Coiled-coil lipopeptides increase membrane fluidity and cell-specific fusion. (A) Strain AR showed an increased fluidity on treatment with PEG (P = 3.06 × 10⁻⁶), a decrease in fluidity on treatment with CPE₄ (P = 2.13 × 10⁻³), and no change in fluidity with CPK₄ (one-way ANOVA, F = 36, P = 4.59 × 10⁻¹⁸, followed by Tukey’s pairwise comparison) compared to the control (dotted line). (B) Strain HR showed increased fluidity (low GP value) when treated with CPE₄ (P = 3.11 × 10⁻³) and CPK₄ (P = 1.4 × 10⁻²) compared to the control (dotted line), whereas no significant change was found when treated with 10% PEG (one-way ANOVA, F = 36, P = 2.83 × 10⁻¹⁸, followed by Tukey’s pairwise comparison). Dotted line is for comparison of GP values to the control where no peptide or PEG was added. (C) The AG and HR strains were individually treated with either PEG, CPE₄, or CPK₄ at different peptide concentrations to assess the effects on fusion efficiency. Interestingly, PEG resulted in a low level of fusion despite increasing fluidity, because of its nonspecific nature. The combination of AG-CPK₄ and HR-CPE₄ resulted in the highest fusion efficiency relative to the basal level.
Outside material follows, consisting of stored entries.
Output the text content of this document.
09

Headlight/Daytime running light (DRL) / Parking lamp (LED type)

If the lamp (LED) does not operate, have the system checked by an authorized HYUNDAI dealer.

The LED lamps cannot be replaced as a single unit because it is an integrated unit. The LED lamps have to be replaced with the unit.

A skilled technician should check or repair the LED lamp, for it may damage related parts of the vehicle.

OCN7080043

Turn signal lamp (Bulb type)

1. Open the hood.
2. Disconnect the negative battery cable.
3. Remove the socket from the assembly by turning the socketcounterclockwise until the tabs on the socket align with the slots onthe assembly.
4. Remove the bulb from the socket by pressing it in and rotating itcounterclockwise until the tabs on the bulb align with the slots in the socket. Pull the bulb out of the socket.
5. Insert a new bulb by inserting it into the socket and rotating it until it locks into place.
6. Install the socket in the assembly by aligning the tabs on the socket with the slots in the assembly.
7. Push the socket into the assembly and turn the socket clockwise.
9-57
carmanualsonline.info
The increase in relative fusion efficiency was concentration dependent as well as peptide dependent (one-way ANOVA, F = 30, P = 3.47 × 10⁻¹⁴, followed by Tukey’s pairwise comparison). (D) The AG and HR strains were first treated with either PEG, CPE₄, or CPK₄. These strains were then directly plated on double selection media in the absence (gray boxes) or presence (black boxes) of 10 w% PEG to assess the effect on fusion efficiency. Interestingly, PEG resulted in low fusion, despite increasing fluidity because of its nonspecific nature when washed away prior to plating, but it produced a high efficiency when present during the plating. The treatment with peptides also showed a higher efficiency when in the presence of PEG (Kruskall-Wallis chi-square = 24.84, P = 5.4 × 10⁻⁵, followed by Dunnett’s pairwise comparison) compared to the control, where no peptide or PEG was added (dotted line).